One of the typical mistakes in statistics or data analysis is "correlation is interpretted as causality." In other words, if we find the correlation between A and B, and it seems as A increases, B also increases as well. Let's look at the cases below:
- The students with higher SAT score has more stamina.
- As the number of doctors per person increases in a region, the medical costs increases in the region.
- Those who take annual checkups has less chances of diabetes.
For the first example, this correlation cannot be interpretted as "because the student has higher SAT score, they can have more stamina." Based on this wrong interpretation, ones can derive the conclusion that ones need to make the students SAT score higher in order to increase their stamina.
We need to be careful for some cases where correlation looks causality as below.
- Common factor*
- Pure luck**
If both phenomena can be caused by another factor in common, two phenoma looks correlated and seems to have the causal relationship. In the above example, if they mixed all students across grades, the common factor might be the age of the students. As they grow, they get smater and gain more stamina.

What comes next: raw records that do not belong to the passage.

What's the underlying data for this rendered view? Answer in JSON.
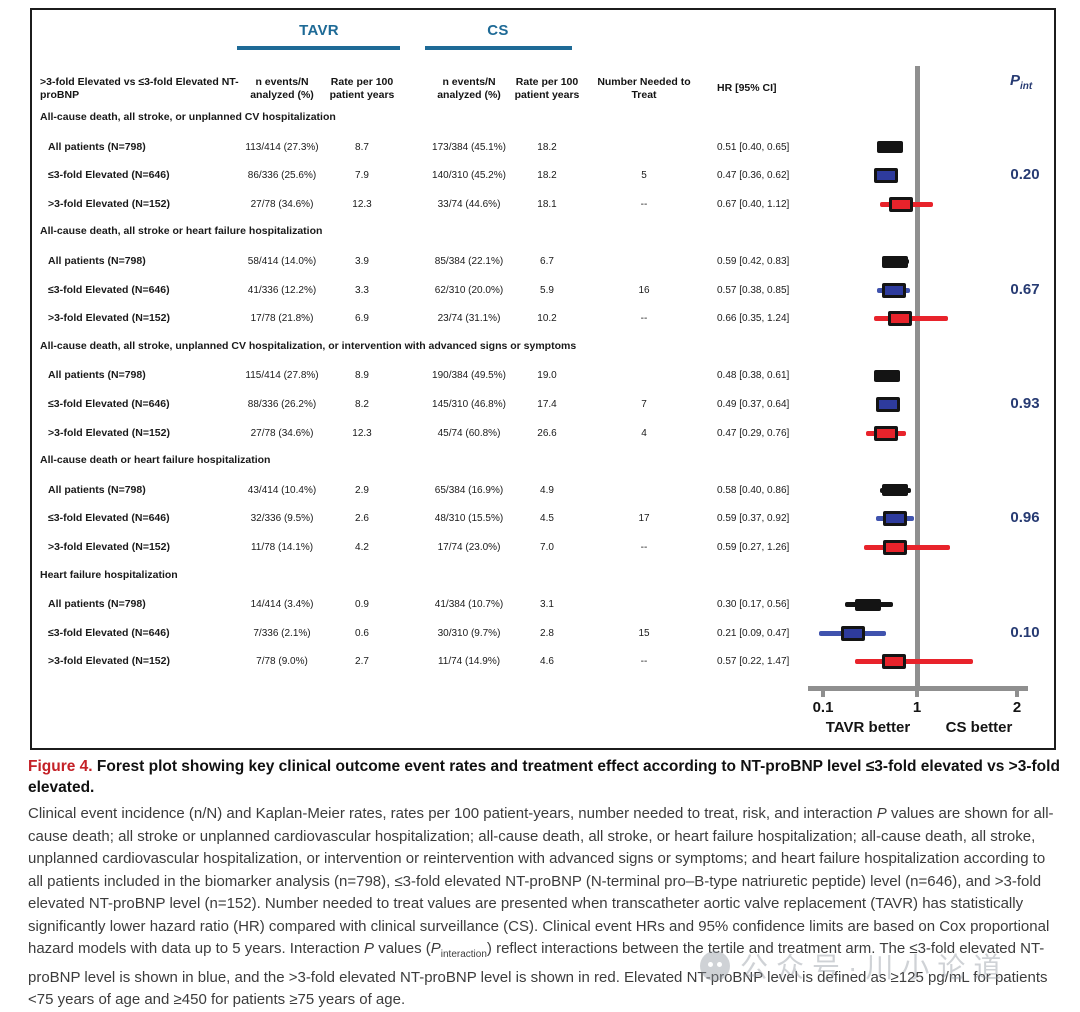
{
  "figure": {
    "arm_headers": [
      "TAVR",
      "CS"
    ],
    "columns": {
      "stub": ">3-fold Elevated vs ≤3-fold Elevated NT-proBNP",
      "n_events": "n events/N analyzed (%)",
      "rate": "Rate per 100 patient years",
      "nnt": "Number Needed to Treat",
      "hr": "HR [95% CI]",
      "pint_p": "P",
      "pint_sub": "int"
    },
    "colors": {
      "arm_header_teal": "#1e6a96",
      "all_marker_black": "#141414",
      "low_marker_fill_blue": "#2e3b9d",
      "low_ci_blue": "#4053ae",
      "high_marker_red": "#e8232b",
      "p_value_navy": "#263a72",
      "figure_label_red": "#c42127",
      "axis_gray": "#8f8f8f"
    }
  },
  "chart_data": {
    "type": "scatter",
    "subtype": "forest-plot",
    "x_axis": {
      "scale": "log",
      "tick_labels": [
        "0.1",
        "1",
        "2"
      ],
      "tick_values": [
        0.1,
        1,
        2
      ],
      "reference_value": 1,
      "left_label": "TAVR better",
      "right_label": "CS better"
    },
    "series_legend": {
      "all": "All patients (black)",
      "low": "≤3-fold elevated NT-proBNP (blue)",
      "high": ">3-fold elevated NT-proBNP (red)"
    },
    "groups": [
      {
        "outcome": "All-cause death, all stroke, or unplanned CV hospitalization",
        "p_interaction": "0.20",
        "rows": [
          {
            "label": "All patients (N=798)",
            "series": "all",
            "tavr_events": "113/414 (27.3%)",
            "tavr_rate": "8.7",
            "cs_events": "173/384 (45.1%)",
            "cs_rate": "18.2",
            "nnt": "",
            "hr_text": "0.51 [0.40, 0.65]",
            "hr": 0.51,
            "lo": 0.4,
            "hi": 0.65
          },
          {
            "label": "≤3-fold Elevated (N=646)",
            "series": "low",
            "tavr_events": "86/336 (25.6%)",
            "tavr_rate": "7.9",
            "cs_events": "140/310 (45.2%)",
            "cs_rate": "18.2",
            "nnt": "5",
            "hr_text": "0.47 [0.36, 0.62]",
            "hr": 0.47,
            "lo": 0.36,
            "hi": 0.62
          },
          {
            "label": ">3-fold Elevated (N=152)",
            "series": "high",
            "tavr_events": "27/78 (34.6%)",
            "tavr_rate": "12.3",
            "cs_events": "33/74 (44.6%)",
            "cs_rate": "18.1",
            "nnt": "--",
            "hr_text": "0.67 [0.40, 1.12]",
            "hr": 0.67,
            "lo": 0.4,
            "hi": 1.12
          }
        ]
      },
      {
        "outcome": "All-cause death, all stroke or heart failure hospitalization",
        "p_interaction": "0.67",
        "rows": [
          {
            "label": "All patients (N=798)",
            "series": "all",
            "tavr_events": "58/414 (14.0%)",
            "tavr_rate": "3.9",
            "cs_events": "85/384 (22.1%)",
            "cs_rate": "6.7",
            "nnt": "",
            "hr_text": "0.59 [0.42, 0.83]",
            "hr": 0.59,
            "lo": 0.42,
            "hi": 0.83
          },
          {
            "label": "≤3-fold Elevated (N=646)",
            "series": "low",
            "tavr_events": "41/336 (12.2%)",
            "tavr_rate": "3.3",
            "cs_events": "62/310 (20.0%)",
            "cs_rate": "5.9",
            "nnt": "16",
            "hr_text": "0.57 [0.38, 0.85]",
            "hr": 0.57,
            "lo": 0.38,
            "hi": 0.85
          },
          {
            "label": ">3-fold Elevated (N=152)",
            "series": "high",
            "tavr_events": "17/78 (21.8%)",
            "tavr_rate": "6.9",
            "cs_events": "23/74 (31.1%)",
            "cs_rate": "10.2",
            "nnt": "--",
            "hr_text": "0.66 [0.35, 1.24]",
            "hr": 0.66,
            "lo": 0.35,
            "hi": 1.24
          }
        ]
      },
      {
        "outcome": "All-cause death, all stroke, unplanned CV hospitalization, or intervention with advanced signs or symptoms",
        "p_interaction": "0.93",
        "rows": [
          {
            "label": "All patients (N=798)",
            "series": "all",
            "tavr_events": "115/414 (27.8%)",
            "tavr_rate": "8.9",
            "cs_events": "190/384 (49.5%)",
            "cs_rate": "19.0",
            "nnt": "",
            "hr_text": "0.48 [0.38, 0.61]",
            "hr": 0.48,
            "lo": 0.38,
            "hi": 0.61
          },
          {
            "label": "≤3-fold Elevated (N=646)",
            "series": "low",
            "tavr_events": "88/336 (26.2%)",
            "tavr_rate": "8.2",
            "cs_events": "145/310 (46.8%)",
            "cs_rate": "17.4",
            "nnt": "7",
            "hr_text": "0.49 [0.37, 0.64]",
            "hr": 0.49,
            "lo": 0.37,
            "hi": 0.64
          },
          {
            "label": ">3-fold Elevated (N=152)",
            "series": "high",
            "tavr_events": "27/78 (34.6%)",
            "tavr_rate": "12.3",
            "cs_events": "45/74 (60.8%)",
            "cs_rate": "26.6",
            "nnt": "4",
            "hr_text": "0.47 [0.29, 0.76]",
            "hr": 0.47,
            "lo": 0.29,
            "hi": 0.76
          }
        ]
      },
      {
        "outcome": "All-cause death or heart failure hospitalization",
        "p_interaction": "0.96",
        "rows": [
          {
            "label": "All patients (N=798)",
            "series": "all",
            "tavr_events": "43/414 (10.4%)",
            "tavr_rate": "2.9",
            "cs_events": "65/384 (16.9%)",
            "cs_rate": "4.9",
            "nnt": "",
            "hr_text": "0.58 [0.40, 0.86]",
            "hr": 0.58,
            "lo": 0.4,
            "hi": 0.86
          },
          {
            "label": "≤3-fold Elevated (N=646)",
            "series": "low",
            "tavr_events": "32/336 (9.5%)",
            "tavr_rate": "2.6",
            "cs_events": "48/310 (15.5%)",
            "cs_rate": "4.5",
            "nnt": "17",
            "hr_text": "0.59 [0.37, 0.92]",
            "hr": 0.59,
            "lo": 0.37,
            "hi": 0.92
          },
          {
            "label": ">3-fold Elevated (N=152)",
            "series": "high",
            "tavr_events": "11/78 (14.1%)",
            "tavr_rate": "4.2",
            "cs_events": "17/74 (23.0%)",
            "cs_rate": "7.0",
            "nnt": "--",
            "hr_text": "0.59 [0.27, 1.26]",
            "hr": 0.59,
            "lo": 0.27,
            "hi": 1.26
          }
        ]
      },
      {
        "outcome": "Heart failure hospitalization",
        "p_interaction": "0.10",
        "rows": [
          {
            "label": "All patients (N=798)",
            "series": "all",
            "tavr_events": "14/414 (3.4%)",
            "tavr_rate": "0.9",
            "cs_events": "41/384 (10.7%)",
            "cs_rate": "3.1",
            "nnt": "",
            "hr_text": "0.30 [0.17, 0.56]",
            "hr": 0.3,
            "lo": 0.17,
            "hi": 0.56
          },
          {
            "label": "≤3-fold Elevated (N=646)",
            "series": "low",
            "tavr_events": "7/336 (2.1%)",
            "tavr_rate": "0.6",
            "cs_events": "30/310 (9.7%)",
            "cs_rate": "2.8",
            "nnt": "15",
            "hr_text": "0.21 [0.09, 0.47]",
            "hr": 0.21,
            "lo": 0.09,
            "hi": 0.47
          },
          {
            "label": ">3-fold Elevated (N=152)",
            "series": "high",
            "tavr_events": "7/78 (9.0%)",
            "tavr_rate": "2.7",
            "cs_events": "11/74 (14.9%)",
            "cs_rate": "4.6",
            "nnt": "--",
            "hr_text": "0.57 [0.22, 1.47]",
            "hr": 0.57,
            "lo": 0.22,
            "hi": 1.47
          }
        ]
      }
    ]
  },
  "caption": {
    "label": "Figure 4.",
    "title": "Forest plot showing key clinical outcome event rates and treatment effect according to NT-proBNP level ≤3-fold elevated vs >3-fold elevated.",
    "body": [
      {
        "t": "Clinical event incidence (n/N) and Kaplan-Meier rates, rates per 100 patient-years, number needed to treat, risk, and interaction "
      },
      {
        "t": "P",
        "i": 1
      },
      {
        "t": " values are shown for all-cause death; all stroke or unplanned cardiovascular hospitalization; all-cause death, all stroke, or heart failure hospitalization; all-cause death, all stroke, unplanned cardiovascular hospitalization, or intervention or reintervention with advanced signs or symptoms; and heart failure hospitalization according to all patients included in the biomarker analysis (n=798), ≤3-fold elevated NT-proBNP (N-terminal pro–B-type natriuretic peptide) level (n=646), and >3-fold elevated NT-proBNP level (n=152). Number needed to treat values are presented when transcatheter aortic valve replacement (TAVR) has statistically significantly lower hazard ratio (HR) compared with clinical surveillance (CS). Clinical event HRs and 95% confidence limits are based on Cox proportional hazard models with data up to 5 years. Interaction "
      },
      {
        "t": "P",
        "i": 1
      },
      {
        "t": " values ("
      },
      {
        "t": "P",
        "i": 1
      },
      {
        "t": "interaction",
        "sub": 1
      },
      {
        "t": ") reflect interactions between the tertile and treatment arm. The ≤3-fold elevated NT-proBNP level is shown in blue, and the >3-fold elevated NT-proBNP level is shown in red. Elevated NT-proBNP level is defined as ≥125 pg/mL for patients <75 years of age and ≥450 for patients ≥75 years of age."
      }
    ]
  },
  "watermark": {
    "text": "公众号·川小论道"
  }
}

For the second part, the two phenena purely conincidentally seems to have correlation. You can find a lot but ridiculously correlated examples in here. In this website, you can find the highly correlated examples between:
- US spending on science, space and tech vs suicides by hanging
- # of drowned people in a pool vs Films Nicolas Cage appeared in
- Cheese consumption vs # of people who died due to bedsheets
*this is callsed "confounding factor"
** this is called "sprious correlation"
Word of the day: litmus test, in which has one single dominant facotor.